# Clydesdale on an Alfine Hub



## TobyNobody (Mar 17, 2004)

(X Posted in Clydesdale Forum)

Hey all! I have not posted here in a while and I thought my current plan deserves a consult wiith the wise folks on MTBR.
I am 6'4 and about 260lbs and I like to ride a lot and ride hard. I have an awesome commute that is 7km on pretty rough paved roads and another 7km on a dirt road (closed to vehicular traffic!).

Anyhoo, I am thinking about getting an Alfine hub for my commuter bike (and possibly a winter bike) - an old Raleigh Grand Prix I got at a yard sale for $10. Any of you bigger than average folks have much experience with Alfine hubs? My father-in-law is a big guy and he did quite a few miles on a nexus 7 speed before getting his first road bike, but he is neither as big as me nor does he put the power to the pedals like I do, and he rides mostly on pavement (although he beats my yearly mileage by a factor of X3).

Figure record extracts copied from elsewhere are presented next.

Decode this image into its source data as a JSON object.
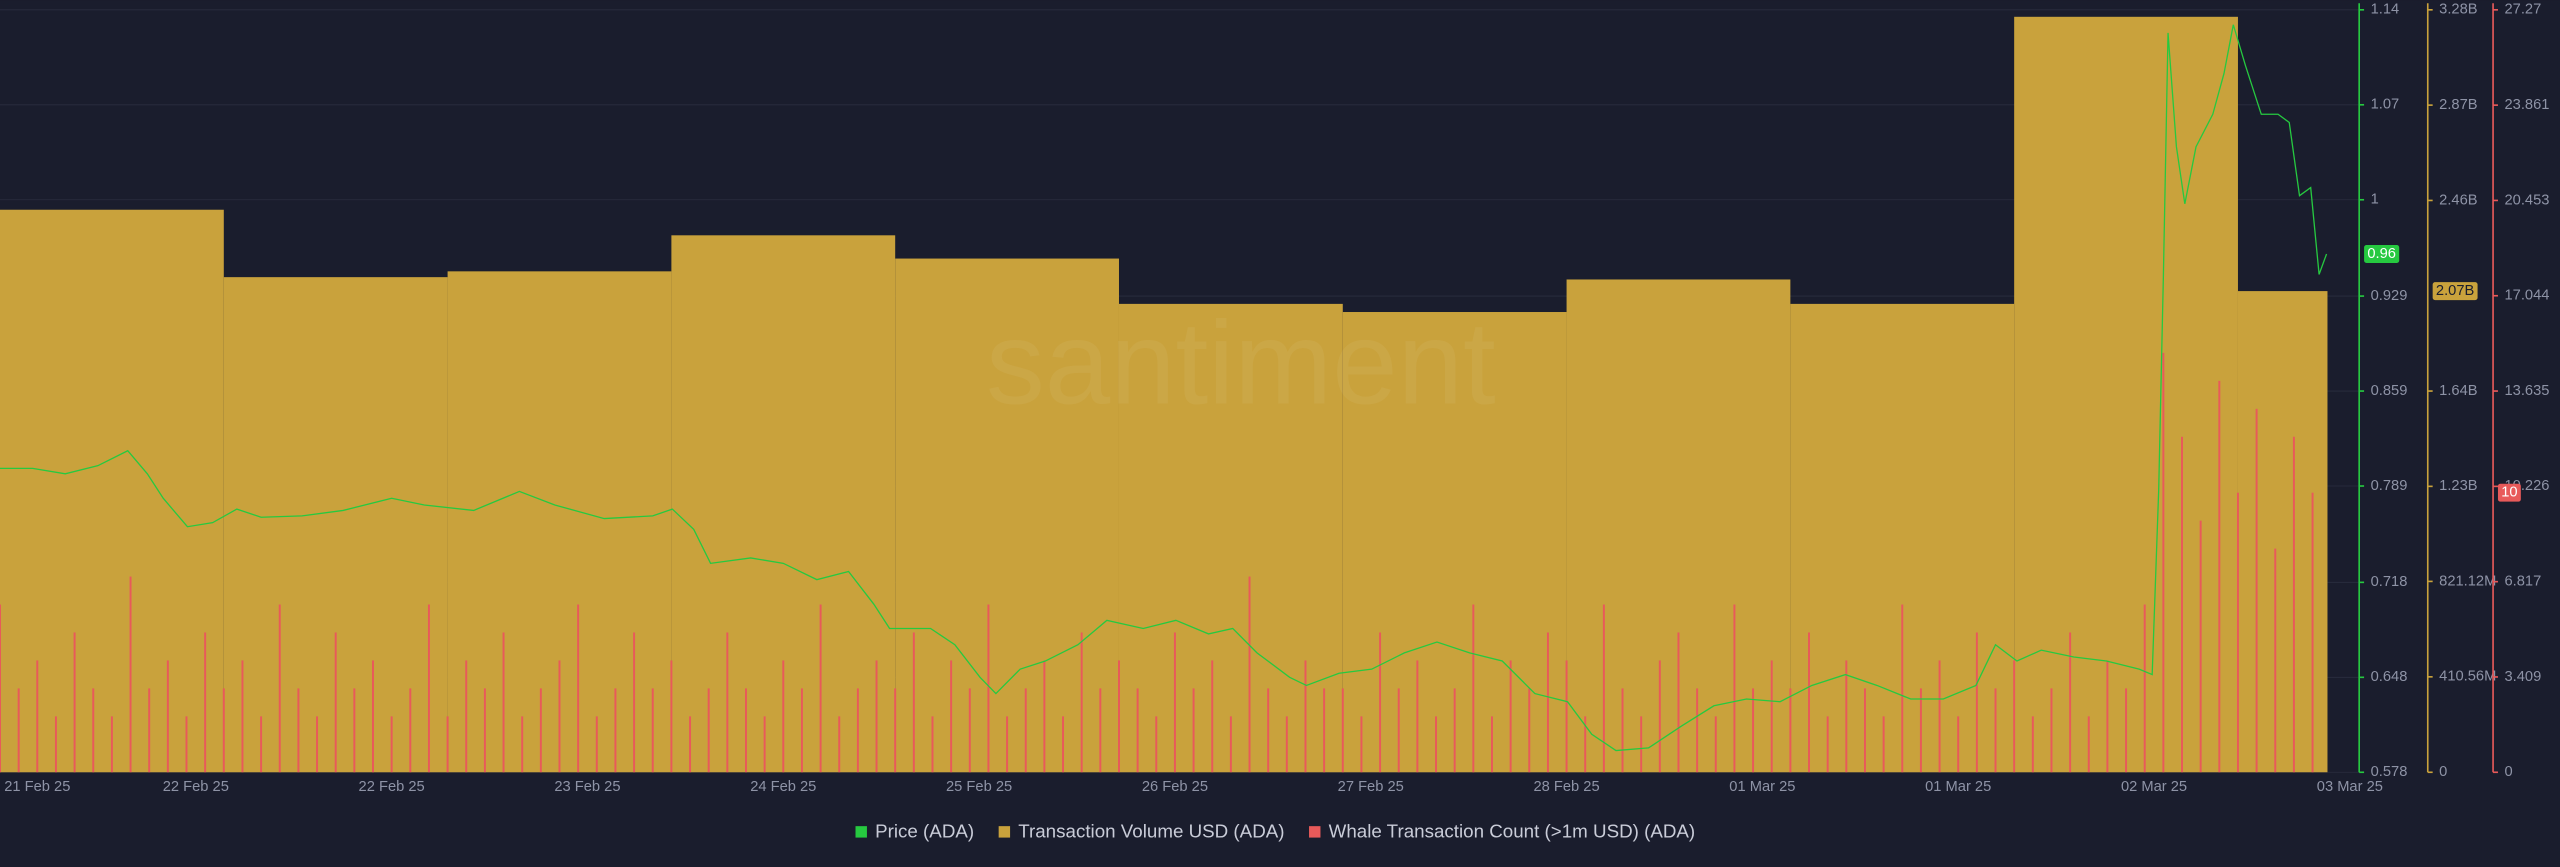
{
  "chart_data": {
    "type": "combo",
    "watermark": "santiment",
    "xlim": [
      0,
      253
    ],
    "xticks": [
      {
        "value": 4,
        "label": "21 Feb 25"
      },
      {
        "value": 21,
        "label": "22 Feb 25"
      },
      {
        "value": 42,
        "label": "22 Feb 25"
      },
      {
        "value": 63,
        "label": "23 Feb 25"
      },
      {
        "value": 84,
        "label": "24 Feb 25"
      },
      {
        "value": 105,
        "label": "25 Feb 25"
      },
      {
        "value": 126,
        "label": "26 Feb 25"
      },
      {
        "value": 147,
        "label": "27 Feb 25"
      },
      {
        "value": 168,
        "label": "28 Feb 25"
      },
      {
        "value": 189,
        "label": "01 Mar 25"
      },
      {
        "value": 210,
        "label": "01 Mar 25"
      },
      {
        "value": 231,
        "label": "02 Mar 25"
      },
      {
        "value": 252,
        "label": "03 Mar 25"
      }
    ],
    "ylim": [
      0.578,
      1.14
    ],
    "yticks": [
      0.578,
      0.648,
      0.718,
      0.789,
      0.859,
      0.929,
      1,
      1.07,
      1.14
    ],
    "y2lim": [
      0,
      3280000000
    ],
    "y2ticks": [
      0,
      {
        "value": 410560000,
        "label": "410.56M"
      },
      {
        "value": 821120000,
        "label": "821.12M"
      },
      {
        "value": 1230000000,
        "label": "1.23B"
      },
      {
        "value": 1640000000,
        "label": "1.64B"
      },
      {
        "value": 2460000000,
        "label": "2.46B"
      },
      {
        "value": 2870000000,
        "label": "2.87B"
      },
      {
        "value": 3280000000,
        "label": "3.28B"
      }
    ],
    "y3lim": [
      0,
      27.27
    ],
    "y3ticks": [
      0,
      3.409,
      6.817,
      10.226,
      13.635,
      17.044,
      20.453,
      23.861,
      27.27
    ],
    "grid": true,
    "series": [
      {
        "name": "Transaction Volume USD (ADA)",
        "type": "histogram",
        "axis": "y2",
        "color": "#c9a23c",
        "bins": [
          0,
          24,
          48,
          72,
          96,
          120,
          144,
          168,
          192,
          216,
          240,
          249.6
        ],
        "values": [
          2420000000,
          2130000000,
          2155000000,
          2310000000,
          2210000000,
          2015000000,
          1980000000,
          2120000000,
          2015000000,
          3250000000,
          2070000000
        ],
        "current": {
          "value": 2070000000,
          "label": "2.07B"
        }
      },
      {
        "name": "Whale Transaction Count (>1m USD) (ADA)",
        "type": "bar",
        "axis": "y3",
        "color": "#e85a5a",
        "x": [
          0,
          2,
          4,
          6,
          8,
          10,
          12,
          14,
          16,
          18,
          20,
          22,
          24,
          26,
          28,
          30,
          32,
          34,
          36,
          38,
          40,
          42,
          44,
          46,
          48,
          50,
          52,
          54,
          56,
          58,
          60,
          62,
          64,
          66,
          68,
          70,
          72,
          74,
          76,
          78,
          80,
          82,
          84,
          86,
          88,
          90,
          92,
          94,
          96,
          98,
          100,
          102,
          104,
          106,
          108,
          110,
          112,
          114,
          116,
          118,
          120,
          122,
          124,
          126,
          128,
          130,
          132,
          134,
          136,
          138,
          140,
          142,
          144,
          146,
          148,
          150,
          152,
          154,
          156,
          158,
          160,
          162,
          164,
          166,
          168,
          170,
          172,
          174,
          176,
          178,
          180,
          182,
          184,
          186,
          188,
          190,
          192,
          194,
          196,
          198,
          200,
          202,
          204,
          206,
          208,
          210,
          212,
          214,
          216,
          218,
          220,
          222,
          224,
          226,
          228,
          230,
          232,
          234,
          236,
          238,
          240,
          242,
          244,
          246,
          248
        ],
        "values": [
          6,
          3,
          4,
          2,
          5,
          3,
          2,
          7,
          3,
          4,
          2,
          5,
          3,
          4,
          2,
          6,
          3,
          2,
          5,
          3,
          4,
          2,
          3,
          6,
          2,
          4,
          3,
          5,
          2,
          3,
          4,
          6,
          2,
          3,
          5,
          3,
          4,
          2,
          3,
          5,
          3,
          2,
          4,
          3,
          6,
          2,
          3,
          4,
          3,
          5,
          2,
          4,
          3,
          6,
          2,
          3,
          4,
          2,
          5,
          3,
          4,
          3,
          2,
          5,
          3,
          4,
          2,
          7,
          3,
          2,
          4,
          3,
          3,
          2,
          5,
          3,
          4,
          2,
          3,
          6,
          2,
          4,
          3,
          5,
          4,
          2,
          6,
          3,
          2,
          4,
          5,
          3,
          2,
          6,
          3,
          4,
          3,
          5,
          2,
          4,
          3,
          2,
          6,
          3,
          4,
          2,
          5,
          3,
          4,
          2,
          3,
          5,
          2,
          4,
          3,
          6,
          15,
          12,
          9,
          14,
          10,
          13,
          8,
          12,
          10
        ],
        "current": 10
      },
      {
        "name": "Price (ADA)",
        "type": "line",
        "axis": "y",
        "color": "#26c940",
        "x": [
          0,
          3.5,
          7,
          10.5,
          13.7,
          15.8,
          17.5,
          20.1,
          22.8,
          25.4,
          28,
          32.4,
          36.8,
          42,
          45.5,
          50.8,
          55.7,
          59.5,
          64.8,
          70,
          72.1,
          74.4,
          76.2,
          80.5,
          84,
          87.6,
          91,
          93.7,
          95.4,
          99.8,
          102.4,
          105.1,
          106.8,
          109.4,
          112.1,
          115.6,
          118.7,
          122.6,
          126.1,
          129.6,
          132.2,
          134.8,
          138.3,
          140.1,
          143.6,
          147.1,
          150.6,
          154.1,
          157.6,
          161.1,
          164.6,
          168.1,
          170.7,
          173.3,
          176.8,
          180.3,
          183.8,
          187.3,
          190.9,
          194.3,
          197.9,
          201.3,
          204.9,
          208.4,
          211.9,
          214,
          216.3,
          218.9,
          222.4,
          225.9,
          229.4,
          230.8,
          231.5,
          232,
          232.5,
          233.4,
          234.3,
          235.5,
          237.3,
          238.5,
          239.5,
          240.8,
          242.5,
          244.3,
          245.5,
          246.6,
          247.8,
          248.7,
          249.5
        ],
        "values": [
          0.802,
          0.802,
          0.798,
          0.804,
          0.815,
          0.798,
          0.78,
          0.759,
          0.762,
          0.772,
          0.766,
          0.767,
          0.771,
          0.78,
          0.775,
          0.771,
          0.785,
          0.775,
          0.765,
          0.767,
          0.772,
          0.757,
          0.732,
          0.736,
          0.732,
          0.72,
          0.726,
          0.702,
          0.684,
          0.684,
          0.672,
          0.648,
          0.636,
          0.654,
          0.66,
          0.672,
          0.69,
          0.684,
          0.69,
          0.68,
          0.684,
          0.666,
          0.648,
          0.642,
          0.651,
          0.654,
          0.666,
          0.674,
          0.666,
          0.66,
          0.636,
          0.63,
          0.606,
          0.594,
          0.596,
          0.612,
          0.627,
          0.632,
          0.63,
          0.642,
          0.65,
          0.642,
          0.632,
          0.632,
          0.642,
          0.672,
          0.66,
          0.668,
          0.663,
          0.66,
          0.654,
          0.65,
          0.786,
          0.943,
          1.123,
          1.039,
          0.997,
          1.039,
          1.063,
          1.093,
          1.129,
          1.099,
          1.063,
          1.063,
          1.057,
          1.003,
          1.009,
          0.945,
          0.96
        ],
        "current": 0.96
      }
    ],
    "legend": [
      2,
      0,
      1
    ]
  }
}
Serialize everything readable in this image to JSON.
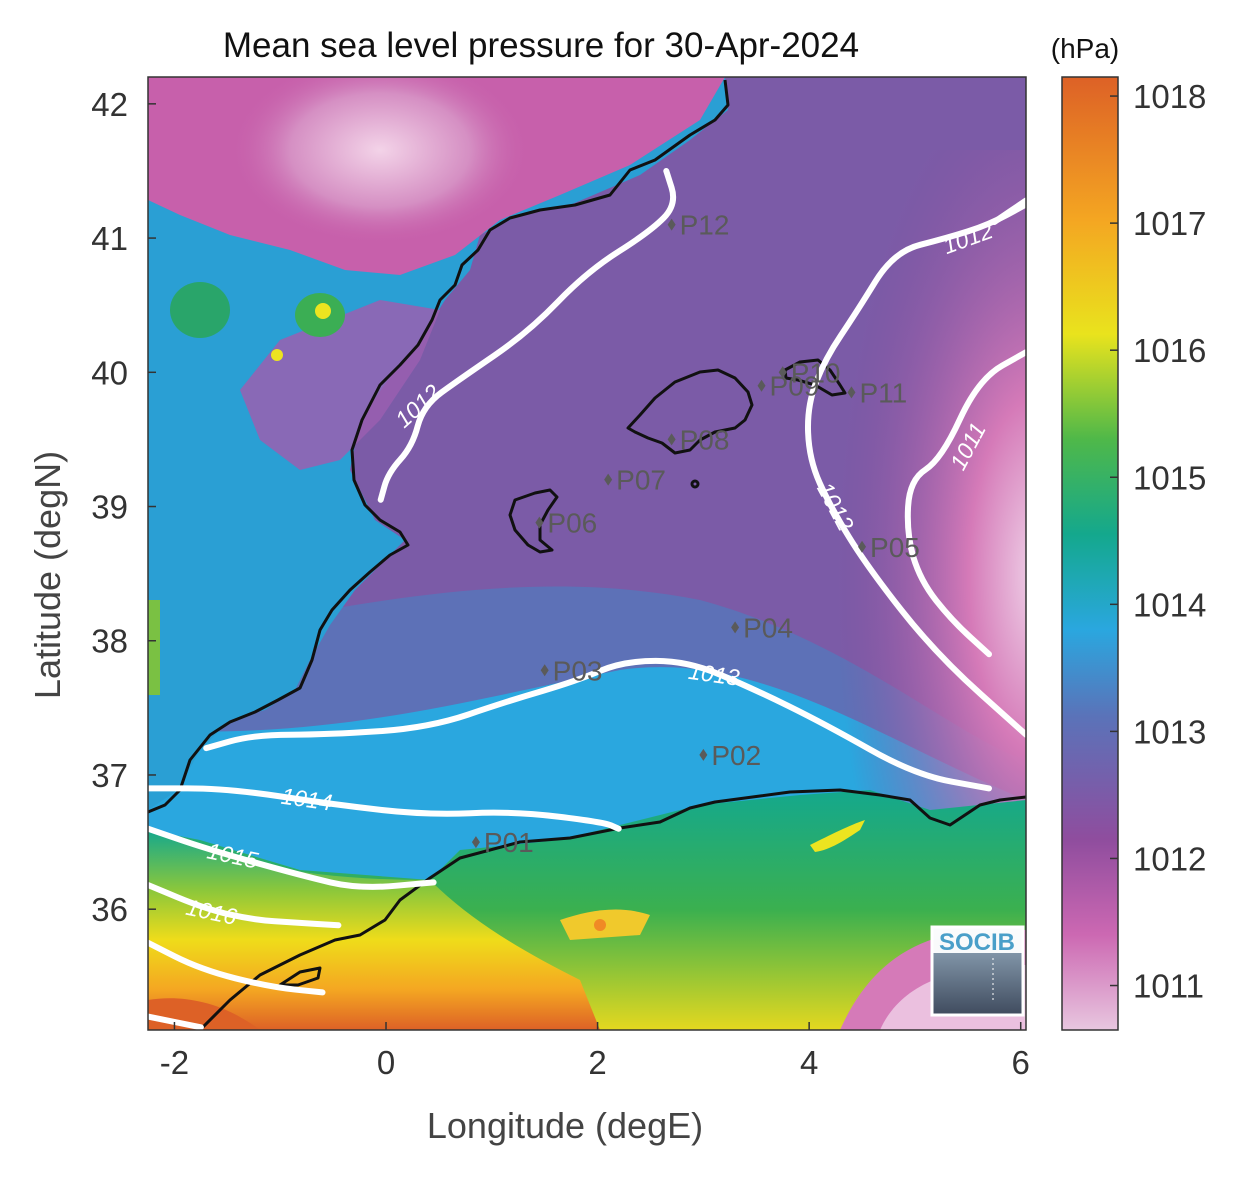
{
  "chart_data": {
    "type": "heatmap",
    "title": "Mean sea level pressure for 30-Apr-2024",
    "xlabel": "Longitude (degE)",
    "ylabel": "Latitude (degN)",
    "xlim": [
      -2.25,
      6.05
    ],
    "ylim": [
      35.1,
      42.2
    ],
    "x_ticks": [
      -2,
      0,
      2,
      4,
      6
    ],
    "y_ticks": [
      36,
      37,
      38,
      39,
      40,
      41,
      42
    ],
    "x_tick_labels": [
      "-2",
      "0",
      "2",
      "4",
      "6"
    ],
    "y_tick_labels": [
      "36",
      "37",
      "38",
      "39",
      "40",
      "41",
      "42"
    ],
    "colorbar": {
      "unit": "(hPa)",
      "range": [
        1010.65,
        1018.15
      ],
      "ticks": [
        1011,
        1012,
        1013,
        1014,
        1015,
        1016,
        1017,
        1018
      ],
      "tick_labels": [
        "1011",
        "1012",
        "1013",
        "1014",
        "1015",
        "1016",
        "1017",
        "1018"
      ],
      "colors": [
        "#e8c6df",
        "#cc68b2",
        "#8f4d9e",
        "#5a73b9",
        "#2aa7df",
        "#14a88d",
        "#4fb849",
        "#e9e31d",
        "#f4a622",
        "#dd6126"
      ]
    },
    "grid": false,
    "contours": [
      {
        "level": 1011,
        "label": "1011",
        "points": [
          [
            5.7,
            37.9
          ],
          [
            5.35,
            38.15
          ],
          [
            5.05,
            38.45
          ],
          [
            4.92,
            38.8
          ],
          [
            4.95,
            39.2
          ],
          [
            5.25,
            39.35
          ],
          [
            5.6,
            39.95
          ],
          [
            6.05,
            40.15
          ]
        ],
        "label_at": [
          5.5,
          39.45
        ],
        "label_angle": -62
      },
      {
        "level": 1012,
        "label": "1012",
        "points": [
          [
            -0.05,
            39.05
          ],
          [
            0.02,
            39.25
          ],
          [
            0.25,
            39.45
          ],
          [
            0.35,
            39.75
          ],
          [
            0.7,
            39.95
          ],
          [
            1.35,
            40.3
          ],
          [
            1.9,
            40.75
          ],
          [
            2.5,
            41.05
          ],
          [
            2.75,
            41.25
          ],
          [
            2.65,
            41.5
          ]
        ],
        "label_at": [
          0.3,
          39.75
        ],
        "label_angle": -42
      },
      {
        "level": 1012,
        "label": "1012",
        "points": [
          [
            6.05,
            37.3
          ],
          [
            5.2,
            37.9
          ],
          [
            4.55,
            38.55
          ],
          [
            4.2,
            39.0
          ],
          [
            4.0,
            39.35
          ],
          [
            3.98,
            39.75
          ],
          [
            4.15,
            40.1
          ],
          [
            4.45,
            40.45
          ],
          [
            4.8,
            40.9
          ],
          [
            5.3,
            41.0
          ],
          [
            5.7,
            41.1
          ],
          [
            6.05,
            41.25
          ]
        ],
        "label_at": [
          4.25,
          39.0
        ],
        "label_angle": 62
      },
      {
        "level": 1012,
        "label": "1012",
        "points": [
          [
            5.75,
            41.12
          ],
          [
            6.05,
            41.28
          ]
        ],
        "label_at": [
          5.5,
          41.0
        ],
        "label_angle": -20
      },
      {
        "level": 1013,
        "label": "1013",
        "points": [
          [
            -1.7,
            37.2
          ],
          [
            -1.25,
            37.3
          ],
          [
            -0.55,
            37.3
          ],
          [
            0.4,
            37.35
          ],
          [
            1.15,
            37.55
          ],
          [
            1.8,
            37.7
          ],
          [
            2.25,
            37.85
          ],
          [
            2.85,
            37.85
          ],
          [
            3.45,
            37.65
          ],
          [
            4.15,
            37.38
          ],
          [
            5.0,
            37.0
          ],
          [
            5.7,
            36.9
          ]
        ],
        "label_at": [
          3.1,
          37.75
        ],
        "label_angle": 8
      },
      {
        "level": 1014,
        "label": "1014",
        "points": [
          [
            -2.25,
            36.9
          ],
          [
            -1.5,
            36.9
          ],
          [
            -0.5,
            36.78
          ],
          [
            0.4,
            36.7
          ],
          [
            1.2,
            36.73
          ],
          [
            2.05,
            36.65
          ],
          [
            2.2,
            36.6
          ]
        ],
        "label_at": [
          -0.75,
          36.82
        ],
        "label_angle": 8
      },
      {
        "level": 1015,
        "label": "1015",
        "points": [
          [
            -2.25,
            36.6
          ],
          [
            -1.7,
            36.45
          ],
          [
            -0.8,
            36.25
          ],
          [
            -0.25,
            36.15
          ],
          [
            0.45,
            36.2
          ]
        ],
        "label_at": [
          -1.45,
          36.4
        ],
        "label_angle": 12
      },
      {
        "level": 1016,
        "label": "1016",
        "points": [
          [
            -2.25,
            36.18
          ],
          [
            -1.7,
            36.0
          ],
          [
            -1.25,
            35.92
          ],
          [
            -0.85,
            35.9
          ],
          [
            -0.45,
            35.88
          ]
        ],
        "label_at": [
          -1.65,
          35.98
        ],
        "label_angle": 12
      },
      {
        "level": 1017,
        "label": "",
        "points": [
          [
            -2.25,
            35.75
          ],
          [
            -1.75,
            35.55
          ],
          [
            -1.1,
            35.42
          ],
          [
            -0.6,
            35.38
          ]
        ],
        "label_at": null,
        "label_angle": 0
      },
      {
        "level": 1018,
        "label": "",
        "points": [
          [
            -2.25,
            35.2
          ],
          [
            -1.75,
            35.12
          ]
        ],
        "label_at": null,
        "label_angle": 0
      }
    ],
    "stations": [
      {
        "name": "P01",
        "lon": 0.85,
        "lat": 36.5
      },
      {
        "name": "P02",
        "lon": 3.0,
        "lat": 37.15
      },
      {
        "name": "P03",
        "lon": 1.5,
        "lat": 37.78
      },
      {
        "name": "P04",
        "lon": 3.3,
        "lat": 38.1
      },
      {
        "name": "P05",
        "lon": 4.5,
        "lat": 38.7
      },
      {
        "name": "P06",
        "lon": 1.45,
        "lat": 38.88
      },
      {
        "name": "P07",
        "lon": 2.1,
        "lat": 39.2
      },
      {
        "name": "P08",
        "lon": 2.7,
        "lat": 39.5
      },
      {
        "name": "P09",
        "lon": 3.55,
        "lat": 39.9
      },
      {
        "name": "P10",
        "lon": 3.75,
        "lat": 40.0
      },
      {
        "name": "P11",
        "lon": 4.4,
        "lat": 39.85
      },
      {
        "name": "P12",
        "lon": 2.7,
        "lat": 41.1
      }
    ],
    "logo": "SOCIB"
  }
}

Any advice on precautions or concerns for a clyde riding an alfine?

Thanks for your time!


----------



## pursuiter (May 28, 2008)

When I started riding my Alfine on my hardtail MTB, I was around 290~300lbs with gear. I started with the 32x22, now I'm closer to 240lbs with gear but I'm running 32x23. . My biggest drops are ~18inches, no issues at all. I've pulled my MTBs Alfine's guts and inspected them after ~1000 miles, no filings or metal shavings.


----------



## mountaingoatepics (Jan 30, 2004)

Toby,

I'm 210 pounds, about 240 or so with all my gear...most of my riding is in the mountains of Colorado with elevations from 6,000 to almost 14,000 ft and some of the steepest grades I've ridden is around 22 %. The Alfine has handled anything I could throw at it, its just my legs that have given up and forced some hike a bikes. BTW: I'm running a 32 chainring with a 22 tooth cog on a 29er....getting ready to get a 23 or 24 tooth cog.


----------



## dstepper (Feb 28, 2004)

mountaingoatepics said:


> getting ready to get a 23 or 24 tooth cog.


Have you found a source?

Dean


----------



## pursuiter (May 28, 2008)

I got my 23T from Harris. Someone in England had the 24T.


----------



## TobyNobody (Mar 17, 2004)

Excellent!

I have considered all this (positive) advice, I purchased an Alfine hub with an Alex rim and DT spokes, and will begin building my project in a few days!

Thanks for the advice!


----------



## mntbkr68 (Apr 26, 2008)

*alfine can handle*

im 6 1" 230 ive been running my alfine on a santa cruz bullit for almost a year ,ive been riding the lifts in utah for a couple of months and doing some good drops or ive been in pisgah riding up rooty and rocky single track on 32chainring and 19 tooth cog and its holding up great ,im destroying rims and tensioners but my hub is still running smooth !!!!!!


----------



## mountaingoatepics (Jan 30, 2004)

dstepper said:


> Have you found a source?
> 
> Dean


Local shop in Denver, CO called Cycle Analyst...cool little shop that carries most of the odd ball stuff. They've been out of the 23 tooth for months but just called to let me know their getting them in stock this week. They're also looking into UK sources for the 24 tooth.


----------